There are two primary benefits of relieving the CPU of this duty: higher framerates and lower latency.

Since CPU is available to do other things, it can send instructions to the GPU or calculate where an enemy or your recently-fired rocket will be in the next frame, or process a bit of voice data and so on. The measurable effect here is an increased framerate, measured in frames per second. The CPU is less involved in network communications, so it can spend more time making the visual experience enjoyable.

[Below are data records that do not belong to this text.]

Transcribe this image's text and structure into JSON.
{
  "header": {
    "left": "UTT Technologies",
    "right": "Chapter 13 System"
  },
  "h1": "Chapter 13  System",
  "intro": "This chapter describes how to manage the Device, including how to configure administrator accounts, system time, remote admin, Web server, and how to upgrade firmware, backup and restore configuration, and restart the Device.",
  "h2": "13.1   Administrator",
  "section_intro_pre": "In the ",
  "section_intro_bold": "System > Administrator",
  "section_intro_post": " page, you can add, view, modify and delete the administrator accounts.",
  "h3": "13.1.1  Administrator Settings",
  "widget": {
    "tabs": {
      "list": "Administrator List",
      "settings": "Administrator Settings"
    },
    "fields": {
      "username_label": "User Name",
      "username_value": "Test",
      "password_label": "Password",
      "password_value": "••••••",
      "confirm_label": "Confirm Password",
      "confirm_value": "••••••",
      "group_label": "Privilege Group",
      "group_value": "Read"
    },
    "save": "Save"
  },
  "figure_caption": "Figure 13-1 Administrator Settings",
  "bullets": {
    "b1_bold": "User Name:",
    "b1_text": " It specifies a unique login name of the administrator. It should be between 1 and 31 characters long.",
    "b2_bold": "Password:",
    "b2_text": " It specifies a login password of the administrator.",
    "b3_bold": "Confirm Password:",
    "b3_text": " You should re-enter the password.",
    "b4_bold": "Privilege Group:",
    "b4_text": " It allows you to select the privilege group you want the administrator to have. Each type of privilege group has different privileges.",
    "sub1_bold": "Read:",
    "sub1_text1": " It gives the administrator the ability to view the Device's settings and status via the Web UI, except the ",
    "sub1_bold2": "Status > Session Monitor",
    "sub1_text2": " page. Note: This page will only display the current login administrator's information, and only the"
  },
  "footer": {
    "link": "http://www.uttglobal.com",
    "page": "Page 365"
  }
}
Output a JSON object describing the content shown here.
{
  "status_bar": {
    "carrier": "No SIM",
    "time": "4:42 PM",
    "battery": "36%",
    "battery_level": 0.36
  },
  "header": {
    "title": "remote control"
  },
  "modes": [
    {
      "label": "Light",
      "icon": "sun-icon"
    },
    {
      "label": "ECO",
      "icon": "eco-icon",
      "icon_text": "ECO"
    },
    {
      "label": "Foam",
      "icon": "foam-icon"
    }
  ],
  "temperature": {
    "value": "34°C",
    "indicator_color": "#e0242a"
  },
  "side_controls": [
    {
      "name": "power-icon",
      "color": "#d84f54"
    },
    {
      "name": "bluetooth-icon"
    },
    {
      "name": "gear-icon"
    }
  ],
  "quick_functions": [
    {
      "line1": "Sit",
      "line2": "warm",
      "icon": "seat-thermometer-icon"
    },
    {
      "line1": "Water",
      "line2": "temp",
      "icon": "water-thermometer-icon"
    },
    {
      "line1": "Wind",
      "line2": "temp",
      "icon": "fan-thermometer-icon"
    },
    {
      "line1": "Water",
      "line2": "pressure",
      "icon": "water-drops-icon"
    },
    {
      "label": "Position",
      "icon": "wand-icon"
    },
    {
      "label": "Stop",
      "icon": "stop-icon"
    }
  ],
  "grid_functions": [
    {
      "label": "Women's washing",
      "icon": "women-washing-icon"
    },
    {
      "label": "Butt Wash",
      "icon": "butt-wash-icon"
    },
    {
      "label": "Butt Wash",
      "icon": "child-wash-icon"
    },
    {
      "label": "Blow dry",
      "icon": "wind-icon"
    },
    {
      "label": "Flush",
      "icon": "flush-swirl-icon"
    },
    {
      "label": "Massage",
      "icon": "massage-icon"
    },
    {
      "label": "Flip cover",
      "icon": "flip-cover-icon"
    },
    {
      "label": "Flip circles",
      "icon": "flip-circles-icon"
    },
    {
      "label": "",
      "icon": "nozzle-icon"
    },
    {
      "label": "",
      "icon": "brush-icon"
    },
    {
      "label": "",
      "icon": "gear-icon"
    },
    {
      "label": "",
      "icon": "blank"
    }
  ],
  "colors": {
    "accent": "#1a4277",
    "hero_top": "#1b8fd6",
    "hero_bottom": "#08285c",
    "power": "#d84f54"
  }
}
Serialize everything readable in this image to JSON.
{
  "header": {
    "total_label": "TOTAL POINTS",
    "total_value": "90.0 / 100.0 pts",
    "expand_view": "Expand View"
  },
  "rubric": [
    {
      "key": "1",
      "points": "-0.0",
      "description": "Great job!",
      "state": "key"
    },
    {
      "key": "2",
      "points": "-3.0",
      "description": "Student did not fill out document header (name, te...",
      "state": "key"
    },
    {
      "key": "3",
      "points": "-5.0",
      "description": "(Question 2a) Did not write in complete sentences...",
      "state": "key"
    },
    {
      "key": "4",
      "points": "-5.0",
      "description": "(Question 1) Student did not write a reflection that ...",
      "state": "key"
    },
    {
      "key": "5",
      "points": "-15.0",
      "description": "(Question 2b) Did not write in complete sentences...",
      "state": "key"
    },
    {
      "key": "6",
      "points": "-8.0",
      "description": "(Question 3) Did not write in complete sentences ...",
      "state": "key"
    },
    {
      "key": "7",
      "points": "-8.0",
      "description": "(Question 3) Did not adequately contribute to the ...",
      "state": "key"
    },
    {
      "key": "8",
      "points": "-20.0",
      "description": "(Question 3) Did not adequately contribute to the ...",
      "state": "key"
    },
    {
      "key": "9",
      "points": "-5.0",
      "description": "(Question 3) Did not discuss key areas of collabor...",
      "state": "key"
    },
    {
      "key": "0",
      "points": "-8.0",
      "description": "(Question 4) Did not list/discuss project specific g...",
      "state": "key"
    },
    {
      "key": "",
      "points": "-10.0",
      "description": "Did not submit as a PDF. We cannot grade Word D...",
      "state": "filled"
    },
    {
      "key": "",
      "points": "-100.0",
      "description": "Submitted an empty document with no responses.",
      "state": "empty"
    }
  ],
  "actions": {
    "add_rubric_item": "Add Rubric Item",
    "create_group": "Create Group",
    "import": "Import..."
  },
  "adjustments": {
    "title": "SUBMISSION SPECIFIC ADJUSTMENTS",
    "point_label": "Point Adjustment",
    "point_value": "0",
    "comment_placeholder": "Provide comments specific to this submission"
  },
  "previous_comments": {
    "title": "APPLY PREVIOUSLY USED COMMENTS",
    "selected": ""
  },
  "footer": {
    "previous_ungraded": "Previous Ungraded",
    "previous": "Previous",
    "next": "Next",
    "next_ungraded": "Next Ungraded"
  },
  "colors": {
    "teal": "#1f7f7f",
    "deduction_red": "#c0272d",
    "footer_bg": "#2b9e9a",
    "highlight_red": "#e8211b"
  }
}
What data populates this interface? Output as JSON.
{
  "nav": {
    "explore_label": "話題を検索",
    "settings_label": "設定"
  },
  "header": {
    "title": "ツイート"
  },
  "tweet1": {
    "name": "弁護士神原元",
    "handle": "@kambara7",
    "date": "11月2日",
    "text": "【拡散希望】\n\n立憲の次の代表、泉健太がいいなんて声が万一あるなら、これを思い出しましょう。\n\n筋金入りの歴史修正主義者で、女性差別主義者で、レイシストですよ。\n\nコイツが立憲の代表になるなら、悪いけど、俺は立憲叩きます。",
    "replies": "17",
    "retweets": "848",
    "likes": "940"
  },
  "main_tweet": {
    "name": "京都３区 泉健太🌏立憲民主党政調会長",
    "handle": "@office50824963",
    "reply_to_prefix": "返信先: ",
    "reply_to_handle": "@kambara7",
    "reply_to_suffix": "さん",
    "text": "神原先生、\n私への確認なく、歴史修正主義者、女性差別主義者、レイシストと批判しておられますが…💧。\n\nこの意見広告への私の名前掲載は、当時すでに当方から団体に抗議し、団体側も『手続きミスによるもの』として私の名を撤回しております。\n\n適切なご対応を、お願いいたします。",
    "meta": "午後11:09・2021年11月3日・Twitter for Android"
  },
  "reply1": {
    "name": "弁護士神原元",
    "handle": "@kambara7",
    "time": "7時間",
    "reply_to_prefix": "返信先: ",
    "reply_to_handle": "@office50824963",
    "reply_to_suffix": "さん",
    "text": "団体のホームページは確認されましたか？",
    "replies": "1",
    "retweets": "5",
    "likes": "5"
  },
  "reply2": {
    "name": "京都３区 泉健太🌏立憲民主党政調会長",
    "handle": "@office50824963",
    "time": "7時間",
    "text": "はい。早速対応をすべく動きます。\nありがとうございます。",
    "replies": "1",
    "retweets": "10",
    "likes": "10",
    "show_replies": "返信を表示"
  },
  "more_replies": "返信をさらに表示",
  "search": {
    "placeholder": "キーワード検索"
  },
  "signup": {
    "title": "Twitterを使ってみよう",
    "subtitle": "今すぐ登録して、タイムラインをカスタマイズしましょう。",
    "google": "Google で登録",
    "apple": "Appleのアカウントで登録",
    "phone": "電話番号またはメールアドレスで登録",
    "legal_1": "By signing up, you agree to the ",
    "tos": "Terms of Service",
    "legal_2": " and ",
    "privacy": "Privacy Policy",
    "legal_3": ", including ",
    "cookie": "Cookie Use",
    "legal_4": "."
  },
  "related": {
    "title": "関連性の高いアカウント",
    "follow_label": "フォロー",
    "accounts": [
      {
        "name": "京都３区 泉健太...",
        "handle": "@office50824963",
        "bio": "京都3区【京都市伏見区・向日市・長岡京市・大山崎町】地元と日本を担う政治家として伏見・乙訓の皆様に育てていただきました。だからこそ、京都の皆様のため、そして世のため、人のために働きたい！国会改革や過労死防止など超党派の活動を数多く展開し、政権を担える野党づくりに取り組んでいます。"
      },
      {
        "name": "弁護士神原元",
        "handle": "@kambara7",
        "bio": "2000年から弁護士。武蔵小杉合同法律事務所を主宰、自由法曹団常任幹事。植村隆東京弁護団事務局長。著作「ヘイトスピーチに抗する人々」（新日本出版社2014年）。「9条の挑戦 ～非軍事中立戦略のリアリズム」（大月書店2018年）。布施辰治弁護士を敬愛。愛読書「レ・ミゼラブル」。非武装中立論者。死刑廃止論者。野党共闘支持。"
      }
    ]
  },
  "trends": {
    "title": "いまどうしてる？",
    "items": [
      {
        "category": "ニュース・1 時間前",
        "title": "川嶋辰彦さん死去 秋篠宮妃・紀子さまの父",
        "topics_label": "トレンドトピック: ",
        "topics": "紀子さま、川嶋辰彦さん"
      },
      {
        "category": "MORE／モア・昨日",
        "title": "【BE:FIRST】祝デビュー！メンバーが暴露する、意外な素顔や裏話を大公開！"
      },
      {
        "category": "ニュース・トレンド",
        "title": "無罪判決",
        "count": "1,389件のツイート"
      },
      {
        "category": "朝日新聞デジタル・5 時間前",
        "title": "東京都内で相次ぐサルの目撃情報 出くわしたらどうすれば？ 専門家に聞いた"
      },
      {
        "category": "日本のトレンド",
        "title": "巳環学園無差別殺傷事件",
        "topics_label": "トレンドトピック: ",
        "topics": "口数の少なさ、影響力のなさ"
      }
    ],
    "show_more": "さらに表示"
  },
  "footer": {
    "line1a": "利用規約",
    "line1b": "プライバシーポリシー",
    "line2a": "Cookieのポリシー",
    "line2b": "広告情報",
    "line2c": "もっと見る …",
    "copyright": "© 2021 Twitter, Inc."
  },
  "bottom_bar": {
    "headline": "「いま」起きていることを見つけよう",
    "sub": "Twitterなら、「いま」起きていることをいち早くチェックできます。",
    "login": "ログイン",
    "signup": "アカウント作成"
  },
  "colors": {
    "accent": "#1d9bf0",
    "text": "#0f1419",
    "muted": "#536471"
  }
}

The NPU has no tasks other than receiving raw data from the CPU, processing it as it is sent and received, and returning data back to the CPU. When there’s a processor with its own RAM dedicated to running simple calculations and concatenating data, it can do that really fast. That the modern Killer NIC lines, including the Killer 2100, Killer E2100 and the Killer Wireless-N, have a 400 MHz processor and 128 MB of RAM is simply the parts necessary to accomplish it at a suitable speed to blow away the competition while maintaining an affordable price. The effect here is that the NPU is able to do its job faster than a bogged down CPU. The measurable result is lower latency and a more consistent latency at that. The most common measure of latency is “ping time”, but that can mean a lot of different things based on the protocol used to measure the latency.

To summarize, if you drop a Killer NIC in your system or buy a system with a Killer NIC pre-installed, you will generally observe a better visual experience and your actions and other players’ actions will be reflected more closely to real-time than ever before.

We’d be remiss not to mention the Killer NIC’s software, which does three things BFN highlights: Advanced Stream Detect, which prioritizes traffic to provide a smoother multitasking experience, Visual Bandwidth Control, which shows users which applications are using the available bandwidth so that the user can close or limit something if it’s being a hog, and Online Gaming PC Monitor, which is essentially just a system health and performance monitoring tool. See our Killer 2100 review for more on these technologies.